What? He just ignores you? And would just leave a 2yo unattended if you left the house? I would be dumping a bucket of ice cold water over his head!

ChChChange29184 · 04/05/2022 12:08

You have a nanny & a DH & you are still struggling with childcare ?

Can you do your job from an office instead ?

It sounds like your DH has zero respect for you

nova99 · 04/05/2022 12:12

My friends sister had a similar situation, her DH never got up with the baby or the toddler. In the night, the morning, whenever. After she gave birth to her second she had to call him repeatedly from her hospital bed to get him to get up and tend to the toddler in the morning  I just can't fathom these people that let kids cry up to hours at a time because they are sleeping.
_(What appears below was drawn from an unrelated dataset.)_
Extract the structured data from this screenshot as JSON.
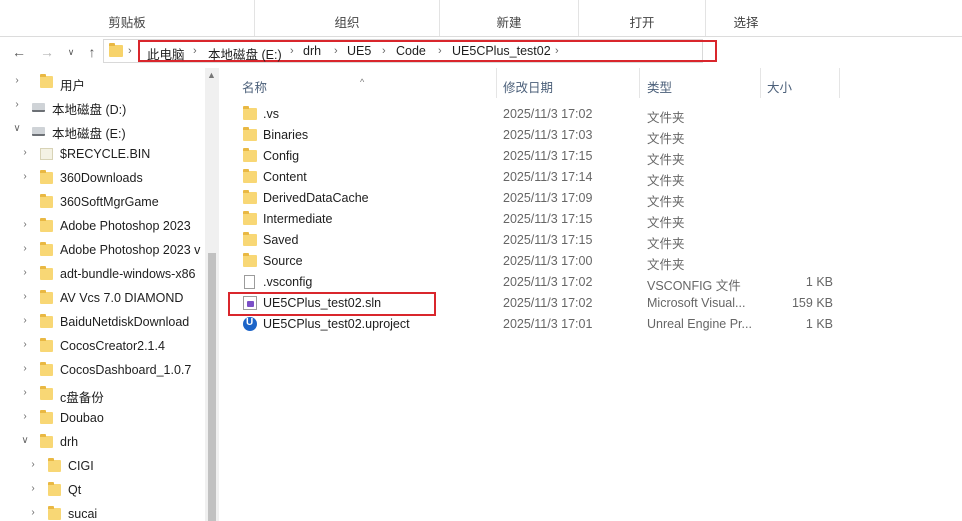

Your DH sounds utterly fixated on his needs. He's tired, he's been working all night, he needs sleep. Never mind the nanny, the other two children, his wife and the toddler that's poorly to the point of vomiting being in a car for 20 minutes. He sounds awful, and so suspect the school run scenario is the least of the issues 

GalactatingGoddess · 04/05/2022 12:12

Your husband isn't pulling his weight and it means you've got a bit of a raw deal. Earning the most and also doing the most with the children even though you have less work flexibility.

I actually have no advice other than pointing out to DH that he's not worth having around if he cannot support you and DC.

GalactatingGoddess · 04/05/2022 12:13

Sorry posted the same thing twice 😖

AryaStarkWolf · 04/05/2022 12:16

What a lazy cunt, you need to get mad with him about this

Wnikat · 04/05/2022 12:16

If your husband won’t look after one of his children for 45 minutes in the morning then he is not a ‘typical’ man. FFS. Leave the twat.

KosherDill · 04/05/2022 12:18

How does one decide to have three children by such a selfish person? It's profoundly baffling.

KosherDill · 04/05/2022 12:20

LightningAndRainbows · 04/05/2022 10:30

If I just left the house and went to the office, 2yo would be screaming for 45mins while H slept and until nanny came back you'd wake him up and tell him you were going out. Would he really just lie there if there was no other option? If so then yes you would be better off single.

This.

If he truly would let his own child scream, he's worthless. Get rid now while there's still time to build a new life.

Topgub · 04/05/2022 12:21

@nova99

I cant fathom why anyone has more than one kid with someone like that.